Beatrice now had to be carried by one of the Vikings. Her strength had gone. He picked her up in his arms as if she was a baby herself and walked her across that terrible floor. She tried to blank her mind, closed her eyes and breathed through her mouth to avoid the stench.
‘Here, it is as was revealed.’ The woman’s voice again.
Beatrice felt herself lowered to the floor and opened her eyes. A darkness gaped at the foot of the wall.
‘Not in there. Not in there!’ said Beatrice.
What were they doing with her? Did they plan to entomb her? She was quite convinced they were all mad.
‘Lady!’ The big red Viking shook her and stared into her face, speaking Norse slowly so she understood. ‘I will go first. We will not leave you alone in this place.’
‘Am I to die?’
‘We’re all to die one day.’
He lay flat on the floor and crawled within. One of his men followed him in. Another gestured to her that it was her turn. She had no choice, and whatever was in that hole could not be as bad as the charnel house she was standing in. But how to get in? She had to lie on her side, holding her belly. The man behind her pushed and the one already in the tunnel pulled at her arms. ‘Be careful, be careful!’ It was agony, as if they’d tear her arms from their sockets and crush the child inside her. The woman came in after her, then the other men.

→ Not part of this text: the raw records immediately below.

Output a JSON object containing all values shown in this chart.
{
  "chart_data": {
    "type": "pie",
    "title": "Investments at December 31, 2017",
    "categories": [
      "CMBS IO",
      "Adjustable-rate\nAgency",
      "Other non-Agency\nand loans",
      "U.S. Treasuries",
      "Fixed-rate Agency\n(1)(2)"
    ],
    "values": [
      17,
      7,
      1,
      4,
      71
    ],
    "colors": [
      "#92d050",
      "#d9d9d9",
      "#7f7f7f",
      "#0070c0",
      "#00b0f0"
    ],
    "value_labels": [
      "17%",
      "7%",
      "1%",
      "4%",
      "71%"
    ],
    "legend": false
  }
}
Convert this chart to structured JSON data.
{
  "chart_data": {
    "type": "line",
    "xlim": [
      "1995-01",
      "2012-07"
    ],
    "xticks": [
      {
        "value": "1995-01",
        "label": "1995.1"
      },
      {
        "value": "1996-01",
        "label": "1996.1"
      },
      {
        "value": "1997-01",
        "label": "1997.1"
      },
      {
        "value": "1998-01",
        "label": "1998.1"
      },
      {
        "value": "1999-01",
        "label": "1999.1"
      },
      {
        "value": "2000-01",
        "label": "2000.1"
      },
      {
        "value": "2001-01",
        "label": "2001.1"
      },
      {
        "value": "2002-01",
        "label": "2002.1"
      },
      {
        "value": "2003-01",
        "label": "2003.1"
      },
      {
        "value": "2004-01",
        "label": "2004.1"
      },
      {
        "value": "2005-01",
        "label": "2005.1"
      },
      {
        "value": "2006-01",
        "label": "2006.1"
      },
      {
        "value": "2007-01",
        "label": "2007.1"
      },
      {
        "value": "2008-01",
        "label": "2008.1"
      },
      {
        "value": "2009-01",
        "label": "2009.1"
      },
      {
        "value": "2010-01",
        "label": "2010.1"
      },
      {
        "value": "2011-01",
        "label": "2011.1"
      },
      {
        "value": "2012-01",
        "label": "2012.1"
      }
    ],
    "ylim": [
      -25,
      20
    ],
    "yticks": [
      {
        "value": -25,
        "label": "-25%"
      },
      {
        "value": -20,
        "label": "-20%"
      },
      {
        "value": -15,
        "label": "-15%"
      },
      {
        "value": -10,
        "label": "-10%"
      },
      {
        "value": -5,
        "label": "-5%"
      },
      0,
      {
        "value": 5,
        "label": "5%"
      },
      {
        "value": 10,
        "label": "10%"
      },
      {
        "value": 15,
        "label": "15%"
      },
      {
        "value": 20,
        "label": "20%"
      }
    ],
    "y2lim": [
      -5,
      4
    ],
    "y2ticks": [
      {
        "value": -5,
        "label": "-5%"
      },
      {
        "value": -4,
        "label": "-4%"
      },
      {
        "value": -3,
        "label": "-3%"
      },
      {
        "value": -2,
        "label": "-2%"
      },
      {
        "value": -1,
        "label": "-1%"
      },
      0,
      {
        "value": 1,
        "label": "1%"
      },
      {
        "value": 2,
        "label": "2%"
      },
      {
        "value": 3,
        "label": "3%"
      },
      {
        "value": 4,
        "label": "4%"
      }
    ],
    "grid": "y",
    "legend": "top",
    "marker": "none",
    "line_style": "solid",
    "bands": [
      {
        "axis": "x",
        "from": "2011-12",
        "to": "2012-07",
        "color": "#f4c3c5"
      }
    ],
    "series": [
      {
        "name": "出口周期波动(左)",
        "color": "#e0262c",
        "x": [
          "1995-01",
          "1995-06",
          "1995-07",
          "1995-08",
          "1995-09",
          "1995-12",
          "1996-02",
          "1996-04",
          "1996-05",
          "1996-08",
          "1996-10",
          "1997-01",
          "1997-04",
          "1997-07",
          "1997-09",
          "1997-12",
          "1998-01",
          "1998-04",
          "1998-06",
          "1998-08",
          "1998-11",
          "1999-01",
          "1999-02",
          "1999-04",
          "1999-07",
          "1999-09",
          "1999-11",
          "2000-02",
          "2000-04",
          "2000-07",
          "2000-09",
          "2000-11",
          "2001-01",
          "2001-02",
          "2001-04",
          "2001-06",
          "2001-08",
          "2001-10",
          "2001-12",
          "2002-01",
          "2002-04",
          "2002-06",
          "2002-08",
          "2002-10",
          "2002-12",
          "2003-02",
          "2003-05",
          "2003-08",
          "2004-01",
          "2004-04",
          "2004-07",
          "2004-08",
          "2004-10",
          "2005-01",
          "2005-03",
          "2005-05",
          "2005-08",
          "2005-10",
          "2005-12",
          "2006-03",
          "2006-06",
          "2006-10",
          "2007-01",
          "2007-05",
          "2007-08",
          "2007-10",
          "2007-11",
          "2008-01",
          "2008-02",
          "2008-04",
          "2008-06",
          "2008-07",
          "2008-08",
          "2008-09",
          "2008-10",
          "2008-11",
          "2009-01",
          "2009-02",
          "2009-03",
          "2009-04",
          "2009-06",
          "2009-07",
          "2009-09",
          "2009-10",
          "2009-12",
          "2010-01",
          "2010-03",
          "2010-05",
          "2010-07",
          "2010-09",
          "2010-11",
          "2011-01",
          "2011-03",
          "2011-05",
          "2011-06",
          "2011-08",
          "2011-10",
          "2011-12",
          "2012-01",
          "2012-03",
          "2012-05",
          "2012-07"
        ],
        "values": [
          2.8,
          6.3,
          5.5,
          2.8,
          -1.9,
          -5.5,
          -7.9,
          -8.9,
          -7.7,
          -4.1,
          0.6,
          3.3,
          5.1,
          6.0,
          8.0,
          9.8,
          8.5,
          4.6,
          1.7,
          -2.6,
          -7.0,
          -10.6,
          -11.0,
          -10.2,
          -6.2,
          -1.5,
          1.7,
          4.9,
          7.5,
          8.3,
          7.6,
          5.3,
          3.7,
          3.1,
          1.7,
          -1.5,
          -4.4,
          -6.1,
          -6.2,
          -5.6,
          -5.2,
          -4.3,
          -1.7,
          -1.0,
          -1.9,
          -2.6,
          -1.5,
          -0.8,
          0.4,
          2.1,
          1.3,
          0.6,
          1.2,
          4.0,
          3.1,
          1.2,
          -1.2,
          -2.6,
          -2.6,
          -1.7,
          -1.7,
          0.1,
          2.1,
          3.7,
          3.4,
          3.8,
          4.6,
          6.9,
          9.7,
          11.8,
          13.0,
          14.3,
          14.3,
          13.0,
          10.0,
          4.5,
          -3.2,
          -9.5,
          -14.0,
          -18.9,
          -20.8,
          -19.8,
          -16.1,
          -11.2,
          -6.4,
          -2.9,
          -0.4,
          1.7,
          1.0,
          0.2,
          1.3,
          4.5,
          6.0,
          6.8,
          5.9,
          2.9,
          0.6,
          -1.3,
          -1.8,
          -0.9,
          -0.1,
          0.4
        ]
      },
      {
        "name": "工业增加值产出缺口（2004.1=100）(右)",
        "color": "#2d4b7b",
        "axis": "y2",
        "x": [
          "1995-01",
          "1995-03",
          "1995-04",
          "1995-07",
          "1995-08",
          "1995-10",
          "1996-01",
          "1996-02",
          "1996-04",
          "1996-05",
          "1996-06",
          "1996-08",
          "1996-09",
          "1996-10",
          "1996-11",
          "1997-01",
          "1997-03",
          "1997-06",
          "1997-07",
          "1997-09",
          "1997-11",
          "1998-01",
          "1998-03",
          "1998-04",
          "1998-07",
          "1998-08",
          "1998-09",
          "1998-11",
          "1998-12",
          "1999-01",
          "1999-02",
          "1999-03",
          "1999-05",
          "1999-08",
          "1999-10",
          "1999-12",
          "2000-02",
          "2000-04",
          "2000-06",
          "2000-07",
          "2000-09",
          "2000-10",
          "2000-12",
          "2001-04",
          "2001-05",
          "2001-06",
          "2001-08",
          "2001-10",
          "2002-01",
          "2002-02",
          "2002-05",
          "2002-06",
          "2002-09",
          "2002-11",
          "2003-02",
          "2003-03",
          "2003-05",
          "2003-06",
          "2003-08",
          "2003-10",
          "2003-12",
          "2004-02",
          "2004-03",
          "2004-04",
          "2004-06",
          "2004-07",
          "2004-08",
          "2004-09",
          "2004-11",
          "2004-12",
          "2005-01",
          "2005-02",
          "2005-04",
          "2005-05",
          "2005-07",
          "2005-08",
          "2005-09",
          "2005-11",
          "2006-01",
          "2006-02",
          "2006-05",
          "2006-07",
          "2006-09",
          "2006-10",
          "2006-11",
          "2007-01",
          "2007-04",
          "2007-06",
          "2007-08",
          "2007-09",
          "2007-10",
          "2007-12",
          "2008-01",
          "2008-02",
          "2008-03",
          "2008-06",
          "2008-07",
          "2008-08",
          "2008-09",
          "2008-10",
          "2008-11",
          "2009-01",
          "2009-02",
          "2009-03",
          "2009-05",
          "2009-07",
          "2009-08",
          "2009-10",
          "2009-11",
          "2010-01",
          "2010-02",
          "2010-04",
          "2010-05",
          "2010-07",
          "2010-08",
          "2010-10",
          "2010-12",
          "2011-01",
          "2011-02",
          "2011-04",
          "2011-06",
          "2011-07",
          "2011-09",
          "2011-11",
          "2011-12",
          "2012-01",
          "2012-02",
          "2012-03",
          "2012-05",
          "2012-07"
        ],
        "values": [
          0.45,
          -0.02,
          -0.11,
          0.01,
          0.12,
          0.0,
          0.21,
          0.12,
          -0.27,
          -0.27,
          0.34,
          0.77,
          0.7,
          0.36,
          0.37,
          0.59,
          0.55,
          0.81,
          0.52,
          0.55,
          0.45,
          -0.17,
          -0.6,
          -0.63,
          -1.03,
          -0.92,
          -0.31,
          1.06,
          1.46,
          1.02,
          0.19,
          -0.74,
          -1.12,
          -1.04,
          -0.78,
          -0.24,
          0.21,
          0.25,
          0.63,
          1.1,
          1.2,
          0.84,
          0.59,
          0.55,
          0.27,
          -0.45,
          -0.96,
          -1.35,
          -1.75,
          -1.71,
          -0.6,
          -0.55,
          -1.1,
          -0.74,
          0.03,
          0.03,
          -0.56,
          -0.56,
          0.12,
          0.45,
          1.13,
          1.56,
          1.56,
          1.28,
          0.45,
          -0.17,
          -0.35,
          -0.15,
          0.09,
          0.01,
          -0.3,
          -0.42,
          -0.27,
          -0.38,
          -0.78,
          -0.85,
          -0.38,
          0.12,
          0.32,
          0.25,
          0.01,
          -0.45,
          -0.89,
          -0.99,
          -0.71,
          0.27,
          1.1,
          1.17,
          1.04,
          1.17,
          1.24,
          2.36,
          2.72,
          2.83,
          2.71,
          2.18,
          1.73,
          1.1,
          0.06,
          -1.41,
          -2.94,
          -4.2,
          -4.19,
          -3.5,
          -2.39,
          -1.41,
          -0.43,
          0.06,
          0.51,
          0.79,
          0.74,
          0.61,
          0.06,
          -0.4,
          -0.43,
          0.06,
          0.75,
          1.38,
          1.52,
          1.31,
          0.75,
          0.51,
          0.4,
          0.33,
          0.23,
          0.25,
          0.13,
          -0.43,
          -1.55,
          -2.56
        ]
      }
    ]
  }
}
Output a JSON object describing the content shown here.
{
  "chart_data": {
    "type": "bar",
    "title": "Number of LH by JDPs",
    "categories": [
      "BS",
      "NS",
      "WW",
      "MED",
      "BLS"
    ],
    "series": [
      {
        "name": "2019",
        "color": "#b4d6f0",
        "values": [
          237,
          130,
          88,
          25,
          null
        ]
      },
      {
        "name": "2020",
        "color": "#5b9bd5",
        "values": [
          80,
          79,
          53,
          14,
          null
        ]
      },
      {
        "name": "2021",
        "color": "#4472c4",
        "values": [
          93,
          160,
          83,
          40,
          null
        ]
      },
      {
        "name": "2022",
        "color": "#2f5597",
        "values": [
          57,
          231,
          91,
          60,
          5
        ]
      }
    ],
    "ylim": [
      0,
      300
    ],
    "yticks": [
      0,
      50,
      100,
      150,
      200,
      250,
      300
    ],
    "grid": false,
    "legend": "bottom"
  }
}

They were in a long tunnel stretching away into darkness.
‘Why am I here?’ Beatrice wanted to weep but she wouldn’t give the savages the satisfaction. Her legs cramped and her vision blurred. She needed to lie down but there was nowhere to lie. She had to go on, so she went on.
No one replied to her question; they just pressed on, sometimes carrying her, sometimes making her walk, sometimes making her crawl.
Loys. Loys, where are you?
She thought of her happy times with him – the woods near Rouen, kissing him in the wet dawn, the cold of his cheek against hers, watching the sun rise and pull the mist from the grass, the smell of the earth and the feel of his body next to hers as they walked in the morning light.
‘Why am I here?’
‘You have dreams?’ It was the woman.